Bunuel wrote:
Hussain15 wrote:
If 20 Swiss Francs is enough to buy 9 notebooks and 3 pencils, is 40 Swiss Francs enough to buy 12 notebooks and 12 pencils?
(1) 20 Swiss Francs is enough to buy 7 notebooks and 5 pencils.
(2) 20 Swiss Francs is enough to buy 4 notebooks and 8 pencils.
Given \(9n+3p\leq20\), question is \(12n+12p\leq40\) true? Or is \(6n+6p\leq20\) true? So basically we are asked whether we can substitute 3 notebooks with 3 pencils. Now if \(p<n\) we can easily substitute notebooks with pencils (equal number of notebooks with pencils ) and the sum will be lees than 20. But if \(p>n\) we won't know this for sure.
But imagine the situation when we are told that we can substitute 2 notebooks with 2 pencils. In both cases (\(p<n\) or \(p>n\)) it would mean that we can substitute 1 (less than 2) notebook with 1 pencil, but we won't be sure for 3 (more than 2).
(1) \(7n+5p\leq20\). We can substitute 2 notebooks with 2 pencils, but this not enough. Not sufficient.
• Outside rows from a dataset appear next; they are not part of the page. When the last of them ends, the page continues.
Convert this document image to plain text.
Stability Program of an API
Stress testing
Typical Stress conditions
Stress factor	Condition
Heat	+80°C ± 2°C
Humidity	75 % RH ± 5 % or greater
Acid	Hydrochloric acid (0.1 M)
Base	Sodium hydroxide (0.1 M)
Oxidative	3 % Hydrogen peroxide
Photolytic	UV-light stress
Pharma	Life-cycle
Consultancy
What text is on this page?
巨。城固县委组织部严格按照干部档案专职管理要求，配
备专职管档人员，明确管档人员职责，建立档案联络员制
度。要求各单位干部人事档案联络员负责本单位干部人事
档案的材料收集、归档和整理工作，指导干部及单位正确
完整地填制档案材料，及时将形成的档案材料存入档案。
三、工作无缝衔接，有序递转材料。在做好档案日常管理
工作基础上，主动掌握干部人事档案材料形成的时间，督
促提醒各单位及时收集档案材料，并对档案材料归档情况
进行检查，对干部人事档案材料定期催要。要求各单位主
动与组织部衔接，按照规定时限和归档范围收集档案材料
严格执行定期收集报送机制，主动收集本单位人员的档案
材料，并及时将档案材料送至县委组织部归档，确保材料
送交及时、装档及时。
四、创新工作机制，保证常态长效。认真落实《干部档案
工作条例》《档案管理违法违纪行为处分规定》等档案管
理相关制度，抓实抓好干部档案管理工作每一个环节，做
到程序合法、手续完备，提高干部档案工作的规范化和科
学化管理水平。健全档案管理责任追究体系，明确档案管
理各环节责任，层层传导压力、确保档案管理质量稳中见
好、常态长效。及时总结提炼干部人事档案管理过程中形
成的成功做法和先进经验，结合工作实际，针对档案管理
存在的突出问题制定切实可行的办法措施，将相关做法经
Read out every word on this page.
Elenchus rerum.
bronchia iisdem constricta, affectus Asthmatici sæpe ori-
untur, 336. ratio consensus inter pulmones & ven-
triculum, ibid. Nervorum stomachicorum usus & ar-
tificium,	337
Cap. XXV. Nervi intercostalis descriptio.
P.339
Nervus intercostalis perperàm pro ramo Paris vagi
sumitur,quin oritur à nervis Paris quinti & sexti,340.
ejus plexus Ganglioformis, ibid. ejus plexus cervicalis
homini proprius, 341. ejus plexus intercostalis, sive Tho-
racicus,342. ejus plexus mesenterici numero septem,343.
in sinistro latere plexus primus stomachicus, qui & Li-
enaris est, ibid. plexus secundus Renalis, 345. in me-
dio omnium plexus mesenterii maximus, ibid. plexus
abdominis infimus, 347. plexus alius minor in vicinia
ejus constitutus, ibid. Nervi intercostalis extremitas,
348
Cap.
(2) \(4n+8p\leq20\). We can substitute 5 notebooks with 5 pencils, so in any case (\(p<n\) or \(p>n\)) we can substitute 3 notebooks with 3 pencils. Sufficient.
Answer: B.
Responding to a pm:
First of all, it is a tricky question. What makes it different from the run of the mill similar questions is the use of "is enough". Had the question said 9N and 3P cost 20 Swiss francs, life would have been much easier. Then your complain "I just don't understand that if we can replace 2 notebooks with 2 pencils, then why can't be substitute 3 notebooks with 3 pencils" would be totally justified.
The problem here is that we know that 9N and 3P cost
less than or equal to 20 Swiss Francs.
So why does Bunuel say "We can substitute 2 notebooks with 2 pencils, but this not enough."? I can try to answer this question of yours using an example.
Say 1 N costs 1.5 SF and 1 P costs 1.85 SF
Then 9N and 3P cost 19.05 SF (which is less than 20 SF)
7N and 5P cost 19.75 SF. (So even though 1P costs more than 1N, 2P can substitute 2N because total cost is less than 20 SF. Obviously 1P can substitute 1N since there was enough leeway for even 2P in place of 2N)
But 6N and 6P cost 20.1 SF. (Now we see that 3P cannot substitute 3N. This time it crossed 20 SF)
I hope this answers why we can substitute 2P in place of 2N but not 3P in place of 3N.